11.dolphinscheduler_env.sh [load environment variables configs]

When using shell to commit tasks, DS will load environment variables inside dolphinscheduler_env.sh into the host. Types of tasks involved are: Shell task、Python task、Spark task、Flink task、Datax task and etc.

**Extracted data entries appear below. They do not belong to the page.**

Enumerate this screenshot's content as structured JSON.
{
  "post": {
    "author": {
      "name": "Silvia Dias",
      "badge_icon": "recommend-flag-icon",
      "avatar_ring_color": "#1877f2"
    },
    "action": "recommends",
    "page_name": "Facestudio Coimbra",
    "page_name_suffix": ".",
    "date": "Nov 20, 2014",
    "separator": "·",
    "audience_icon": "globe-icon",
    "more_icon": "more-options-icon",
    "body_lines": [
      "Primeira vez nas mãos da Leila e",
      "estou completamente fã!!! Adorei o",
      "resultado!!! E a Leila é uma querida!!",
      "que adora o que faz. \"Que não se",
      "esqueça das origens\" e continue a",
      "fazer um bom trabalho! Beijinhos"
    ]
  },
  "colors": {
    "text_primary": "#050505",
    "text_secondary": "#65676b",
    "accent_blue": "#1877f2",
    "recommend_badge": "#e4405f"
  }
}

export HADOOP_HOME=/opt/soft/hadoop
export HADOOP_CONF_DIR=/opt/soft/hadoop/etc/hadoop
export SPARK_HOME1=/opt/soft/spark1
export SPARK_HOME2=/opt/soft/spark2
export PYTHON_HOME=/opt/soft/python
export JAVA_HOME=/opt/soft/java
export HIVE_HOME=/opt/soft/hive
export FLINK_HOME=/opt/soft/flink
export DATAX_HOME=/opt/soft/datax/bin/datax.py

export PATH=$HADOOP_HOME/bin:$SPARK_HOME1/bin:$SPARK_HOME2/bin:$PYTHON_HOME:$JAVA_HOME/bin:$HIVE_HOME/bin:$PATH:$FLINK_HOME/bin:$DATAX_HOME:$PATH

12. Services logback configs

Services name logback config name
API-service logback config logback-api.xml
master-service logback config logback-master.xml
worker-service logback config logback-worker.xml
alert-service logback config logback-alert.xml